Infermiera, psicologa, mamma, salvatrice, sorella o redentrice di un uomo potrebbe essere la vostra vocazione ma noi che vi osserviamo dall’esterno, avevamo inteso che foste fidanzati, oppure marito e moglie. Alcuni comportamenti sembrano più adatti se rivolti a un bambino piuttosto che a un adulto.
Si tratta di un prendersi cura che va molto aldilà dei gesti di attenzione affettuosi e amorosi che derivano dall’empatia, dal cercare di essere vicini emotivamente e fisicamente alla persona amata. Le cure, le attenzioni e le preoccupazioni sono un bisogno di chi le mette in campo, piuttosto che di chi le riceve. O meglio, non sempre chi le riceve ne avrebbe bisogno, ma si adatta a ricevere cure premurose che però possono sfociare nell’invadenza. La coppia, in realtà, vive in un equilibrio basato su una dipendenza reciproca, dove lei si immola per alleviare le presunte sofferenze o incapacità di lui, immaginato come poco capace di badare a se stesso.
Annullo me stessa per occuparmi di te.
Non stiamo però parlando di un comportamento autenticamente altruista, ma del bisogno di alleggerire un senso inconsapevole di colpa e trovare un po’ di quiete interiore. Possiamo ipotizzare il bisogno di evitare al partner le sofferenze provate nella propria vita, anche se ogni individuo ha una propria storia irripetibile. Dare senso alla propria vita dedicandosi all’altro non è necessariamente una scelta, ma può servire a colmare un senso di sé così rarefatto da dover trovare una ragione esterna per legittimare la propria esistenza.
L’uomo che rimane in questa situazione, accettando questo tipo di relazione, può percepirsi a propria volta fragile, esserlo davvero o approfittare di una situazione comoda. Si potrebbe affermare che, se la situazione va bene a entrambi, significa che hanno trovato un equilibrio. In verità, mi sento di affermare che la mancanza di consapevolezza delle proprie dinamiche interne fa si che la donna senta di stare bene in quella relazione. Purtroppo, o per fortuna, non è raro che, a un certo punto della vita, la consapevolezza di non vivere pienamente la propria vita in nome del Io ti salverò si manifesta in modo dirompente con una crisi di senso che costringe la donna a rileggere la propria esistenza e, se ne avrà la forza e le condizioni pratiche lo consentono, rimetterà tutto in discussione.

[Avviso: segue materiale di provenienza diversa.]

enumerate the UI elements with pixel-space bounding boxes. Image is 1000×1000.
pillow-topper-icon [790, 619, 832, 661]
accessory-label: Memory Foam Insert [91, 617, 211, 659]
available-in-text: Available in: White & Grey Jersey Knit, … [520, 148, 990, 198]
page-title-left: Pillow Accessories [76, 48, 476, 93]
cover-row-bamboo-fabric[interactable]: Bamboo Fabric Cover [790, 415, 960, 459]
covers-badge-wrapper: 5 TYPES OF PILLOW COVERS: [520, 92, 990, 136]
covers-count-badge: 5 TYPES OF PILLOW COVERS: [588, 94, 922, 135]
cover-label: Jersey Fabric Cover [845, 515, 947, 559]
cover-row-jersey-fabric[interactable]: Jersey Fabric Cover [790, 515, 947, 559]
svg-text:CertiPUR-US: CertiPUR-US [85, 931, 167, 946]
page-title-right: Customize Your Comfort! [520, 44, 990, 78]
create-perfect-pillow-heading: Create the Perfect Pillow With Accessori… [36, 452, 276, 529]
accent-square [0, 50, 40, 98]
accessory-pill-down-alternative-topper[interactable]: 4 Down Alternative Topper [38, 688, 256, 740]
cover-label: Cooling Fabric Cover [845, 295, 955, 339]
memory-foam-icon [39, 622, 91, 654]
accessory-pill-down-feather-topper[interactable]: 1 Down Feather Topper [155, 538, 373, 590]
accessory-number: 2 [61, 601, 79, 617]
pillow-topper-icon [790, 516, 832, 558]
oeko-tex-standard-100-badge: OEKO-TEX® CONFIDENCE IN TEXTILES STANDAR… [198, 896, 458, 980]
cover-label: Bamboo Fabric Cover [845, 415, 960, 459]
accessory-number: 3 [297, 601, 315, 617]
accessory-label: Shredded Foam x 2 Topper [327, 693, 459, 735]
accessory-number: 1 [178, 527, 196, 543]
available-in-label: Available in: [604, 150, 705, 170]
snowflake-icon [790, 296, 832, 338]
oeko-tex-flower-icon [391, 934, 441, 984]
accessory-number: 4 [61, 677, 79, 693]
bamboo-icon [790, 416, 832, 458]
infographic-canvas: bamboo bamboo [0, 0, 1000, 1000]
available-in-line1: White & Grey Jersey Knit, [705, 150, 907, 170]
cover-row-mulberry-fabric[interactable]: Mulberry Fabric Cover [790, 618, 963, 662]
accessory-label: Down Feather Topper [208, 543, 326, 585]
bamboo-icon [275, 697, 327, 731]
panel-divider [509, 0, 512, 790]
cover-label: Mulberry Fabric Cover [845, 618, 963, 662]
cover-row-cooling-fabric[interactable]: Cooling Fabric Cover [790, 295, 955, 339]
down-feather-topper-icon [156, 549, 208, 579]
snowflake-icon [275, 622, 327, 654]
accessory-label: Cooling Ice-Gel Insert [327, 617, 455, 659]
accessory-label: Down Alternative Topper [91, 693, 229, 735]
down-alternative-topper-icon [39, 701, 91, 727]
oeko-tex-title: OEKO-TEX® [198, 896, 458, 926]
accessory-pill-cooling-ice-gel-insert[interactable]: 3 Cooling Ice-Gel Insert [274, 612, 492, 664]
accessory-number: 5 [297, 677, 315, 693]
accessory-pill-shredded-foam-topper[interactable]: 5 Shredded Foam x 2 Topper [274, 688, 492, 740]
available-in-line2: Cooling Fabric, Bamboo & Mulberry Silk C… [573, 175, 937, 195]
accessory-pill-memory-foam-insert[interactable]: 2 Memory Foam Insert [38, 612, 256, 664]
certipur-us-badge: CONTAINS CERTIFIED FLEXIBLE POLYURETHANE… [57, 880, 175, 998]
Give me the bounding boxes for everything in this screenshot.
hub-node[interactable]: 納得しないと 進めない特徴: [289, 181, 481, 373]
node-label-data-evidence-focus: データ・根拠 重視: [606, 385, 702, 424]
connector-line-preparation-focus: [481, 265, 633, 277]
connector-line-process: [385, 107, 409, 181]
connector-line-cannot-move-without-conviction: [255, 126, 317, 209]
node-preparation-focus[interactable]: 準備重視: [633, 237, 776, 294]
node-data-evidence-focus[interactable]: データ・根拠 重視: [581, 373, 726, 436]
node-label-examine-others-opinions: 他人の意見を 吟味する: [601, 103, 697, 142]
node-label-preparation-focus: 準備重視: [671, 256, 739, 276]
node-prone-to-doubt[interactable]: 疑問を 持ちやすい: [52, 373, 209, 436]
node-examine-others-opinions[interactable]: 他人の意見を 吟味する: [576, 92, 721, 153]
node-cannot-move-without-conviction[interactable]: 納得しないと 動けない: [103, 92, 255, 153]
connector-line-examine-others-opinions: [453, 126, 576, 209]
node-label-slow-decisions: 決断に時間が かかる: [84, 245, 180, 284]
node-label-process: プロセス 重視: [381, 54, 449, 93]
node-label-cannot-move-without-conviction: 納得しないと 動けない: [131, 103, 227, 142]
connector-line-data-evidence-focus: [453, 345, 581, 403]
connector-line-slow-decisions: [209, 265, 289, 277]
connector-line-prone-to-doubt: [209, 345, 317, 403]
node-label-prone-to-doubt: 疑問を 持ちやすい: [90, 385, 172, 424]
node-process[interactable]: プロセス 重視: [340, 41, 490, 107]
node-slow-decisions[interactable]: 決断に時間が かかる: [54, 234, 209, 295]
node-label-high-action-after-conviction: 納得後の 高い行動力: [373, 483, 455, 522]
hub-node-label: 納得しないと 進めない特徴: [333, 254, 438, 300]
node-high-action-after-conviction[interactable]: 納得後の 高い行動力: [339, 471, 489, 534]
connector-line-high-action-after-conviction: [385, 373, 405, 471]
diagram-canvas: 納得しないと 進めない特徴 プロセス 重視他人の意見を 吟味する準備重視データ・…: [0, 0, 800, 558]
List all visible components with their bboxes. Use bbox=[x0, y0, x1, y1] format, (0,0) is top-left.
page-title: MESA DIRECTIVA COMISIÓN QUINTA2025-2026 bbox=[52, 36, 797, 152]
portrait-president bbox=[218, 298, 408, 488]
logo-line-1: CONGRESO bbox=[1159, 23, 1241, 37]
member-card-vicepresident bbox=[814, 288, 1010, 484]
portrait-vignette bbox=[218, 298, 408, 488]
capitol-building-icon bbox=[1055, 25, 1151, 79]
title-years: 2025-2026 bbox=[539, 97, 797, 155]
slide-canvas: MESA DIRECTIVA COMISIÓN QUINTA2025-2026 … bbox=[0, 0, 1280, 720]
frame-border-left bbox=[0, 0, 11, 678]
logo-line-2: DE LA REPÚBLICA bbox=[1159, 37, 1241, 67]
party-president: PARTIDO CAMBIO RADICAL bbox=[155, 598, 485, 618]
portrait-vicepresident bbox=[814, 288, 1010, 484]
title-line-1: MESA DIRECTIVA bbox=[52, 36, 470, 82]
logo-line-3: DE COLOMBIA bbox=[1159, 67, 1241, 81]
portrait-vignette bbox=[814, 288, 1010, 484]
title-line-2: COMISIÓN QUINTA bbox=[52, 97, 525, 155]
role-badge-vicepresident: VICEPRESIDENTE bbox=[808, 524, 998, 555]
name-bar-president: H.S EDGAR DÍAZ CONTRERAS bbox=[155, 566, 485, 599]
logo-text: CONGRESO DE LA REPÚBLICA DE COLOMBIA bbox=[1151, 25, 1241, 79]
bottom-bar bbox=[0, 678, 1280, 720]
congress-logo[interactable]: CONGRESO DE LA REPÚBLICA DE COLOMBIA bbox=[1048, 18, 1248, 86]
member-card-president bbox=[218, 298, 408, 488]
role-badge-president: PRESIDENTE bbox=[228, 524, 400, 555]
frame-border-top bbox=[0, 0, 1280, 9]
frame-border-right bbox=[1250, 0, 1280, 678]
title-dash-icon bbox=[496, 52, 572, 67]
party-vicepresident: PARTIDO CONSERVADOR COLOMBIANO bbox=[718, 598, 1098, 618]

L’atteggiamento da salvatrice può manifestarsi anche in situazioni diverse da quelle di bisogni concreti, ma anche quando l’uomo viene ritenuto quasi perfetto, da rendere perfetto. La donna potrebbe accorgersi ad esempio, di avere a che fare con un uomo introverso e poco incline alla condivisione dei propri stati interni. Usando un altro linguaggio potrei dire che la donna, bisognosa di condividere le proprie emozioni, e desiderando che il proprio compagno faccia lo stesso, tenda però a trascurare per un lungo tempo che si trova al cospetto di un uomo distanziante e poco a suo agio con l’intimità. Io ti salveròl in questo caso, potrebbe significare, io ti insegnerò a raccontarmi come ti senti dentro, ti farò da esempio di come si fa e ti farò percepire tutti i vantaggi di questo atteggiamento.
Nulla di più velleitario. Il poco interesse verso gli stati interni a favore degli aspetti pratici della vita è frutto di una storia di attaccamento in cui è stato fondamentale per quell’uomo evitare di sentire emozioni molto dolorose. La causa di certi atteggiamenti è molto legata alla nostra cultura che solo da poco tempo chiede e permette ai bambini maschi di entrare in contatto con proprie emozioni. Tanto per capirci sto riferendomi ai celeberrimi stereotipi di genere, in cui maschi e femmine vengono incoraggiati sin dall’infanzia ad assumere comportamenti differenti in base al genere.